= Aage Steen =

Norwegian boxer

Aage Torstein Wetterland Steen (January 15, 1900 - February 28, 1982) was a Norwegian boxer who competed in the 1920 Summer Olympics. At the Olympics, he was eliminated in the quarterfinals of the welterweight class after losing his fight to the eventual gold medalist Bert Schneider.

He was born in Vadsø. He moved to Trondhjem, training under the British coach Arbuckle in the SK Brage sports club. In the spring of 1920 he became Norwegian champion in welterweight, and was named as a part of the Norwegian Olympic boxing squad. Before the Olympics, most of the squad faced each other in exhibition matches at Frogner stadion. Steen beat Trygve Stokstad before fighting middleweight Rolf Jacobsen.
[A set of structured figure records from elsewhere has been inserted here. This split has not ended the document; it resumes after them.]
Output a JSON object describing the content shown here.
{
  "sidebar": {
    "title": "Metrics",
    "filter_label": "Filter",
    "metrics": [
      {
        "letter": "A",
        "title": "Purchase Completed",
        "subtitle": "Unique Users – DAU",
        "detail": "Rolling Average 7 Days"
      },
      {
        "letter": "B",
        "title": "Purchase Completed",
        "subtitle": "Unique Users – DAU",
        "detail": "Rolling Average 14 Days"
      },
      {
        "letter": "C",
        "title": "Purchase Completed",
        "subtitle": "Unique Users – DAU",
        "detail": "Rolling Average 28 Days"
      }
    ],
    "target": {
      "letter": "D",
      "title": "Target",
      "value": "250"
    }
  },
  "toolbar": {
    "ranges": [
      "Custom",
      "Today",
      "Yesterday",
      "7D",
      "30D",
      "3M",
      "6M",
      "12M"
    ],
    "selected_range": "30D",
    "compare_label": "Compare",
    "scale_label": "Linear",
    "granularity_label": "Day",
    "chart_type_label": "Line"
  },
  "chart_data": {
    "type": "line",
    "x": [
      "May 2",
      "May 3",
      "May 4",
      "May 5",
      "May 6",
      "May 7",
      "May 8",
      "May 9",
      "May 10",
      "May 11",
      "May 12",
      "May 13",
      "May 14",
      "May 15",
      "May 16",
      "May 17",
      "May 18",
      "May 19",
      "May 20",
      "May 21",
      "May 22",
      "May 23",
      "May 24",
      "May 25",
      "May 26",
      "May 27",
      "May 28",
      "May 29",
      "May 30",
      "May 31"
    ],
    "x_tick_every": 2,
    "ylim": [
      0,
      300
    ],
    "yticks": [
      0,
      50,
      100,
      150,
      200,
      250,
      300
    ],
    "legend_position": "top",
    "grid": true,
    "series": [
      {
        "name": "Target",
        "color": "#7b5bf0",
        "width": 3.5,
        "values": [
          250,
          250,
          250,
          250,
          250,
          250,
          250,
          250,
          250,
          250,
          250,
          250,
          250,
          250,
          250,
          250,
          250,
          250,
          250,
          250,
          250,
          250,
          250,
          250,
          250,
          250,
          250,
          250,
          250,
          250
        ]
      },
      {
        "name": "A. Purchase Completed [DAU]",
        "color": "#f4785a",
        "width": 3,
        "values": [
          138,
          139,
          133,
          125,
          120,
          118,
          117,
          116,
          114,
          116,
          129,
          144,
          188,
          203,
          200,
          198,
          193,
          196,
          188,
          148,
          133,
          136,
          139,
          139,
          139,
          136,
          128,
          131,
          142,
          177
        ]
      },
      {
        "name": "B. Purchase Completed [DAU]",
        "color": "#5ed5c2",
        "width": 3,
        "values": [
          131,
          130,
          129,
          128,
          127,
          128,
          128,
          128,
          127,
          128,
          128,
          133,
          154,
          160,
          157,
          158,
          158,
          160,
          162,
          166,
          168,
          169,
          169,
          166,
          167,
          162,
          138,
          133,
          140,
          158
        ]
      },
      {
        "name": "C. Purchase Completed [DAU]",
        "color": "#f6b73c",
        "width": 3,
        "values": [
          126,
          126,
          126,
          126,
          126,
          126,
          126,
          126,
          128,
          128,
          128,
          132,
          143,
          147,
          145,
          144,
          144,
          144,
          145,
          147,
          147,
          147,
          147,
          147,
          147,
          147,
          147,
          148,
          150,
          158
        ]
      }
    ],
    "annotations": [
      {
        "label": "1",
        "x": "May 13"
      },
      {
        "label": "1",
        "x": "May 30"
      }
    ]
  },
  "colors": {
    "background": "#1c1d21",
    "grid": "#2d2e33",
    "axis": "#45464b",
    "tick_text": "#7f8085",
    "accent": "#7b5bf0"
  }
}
At the Olympics, he defeated Dario Della Valle (Italy) in the round of 32 and then Henn Richards (France) in the round of 16. In the quarter-final, Steen lost to Bert Schneider (Canada). P. Chr. Andersen reported for Aftenposten that Schneider's victory was "a much disputed decision". This was later expanded upon by Dagsposten. First, Della Valle came on the defensive after four left jabs in the first round, whereas Richards could not withstand a couple of right hooks in the third round. "Steen safely took the first round home, whereas the second and third were tighter, and the victory was obviously Steen's, but what happens then, the referees acknowledge Schneider, who absolutely had the lower hand, as the victor. The audience protested vividly, but to what end, the referees' decision is unassailable".

In 1921, Steen won the King's Cup, as the best boxer across all weight classes at the Norwegian championships.

Steen spent his working career in Namsos. Representing the Namsos sports club, he won the silver medal in middleweight at the 1930 Norwegian championships and thereafter vowed to retire.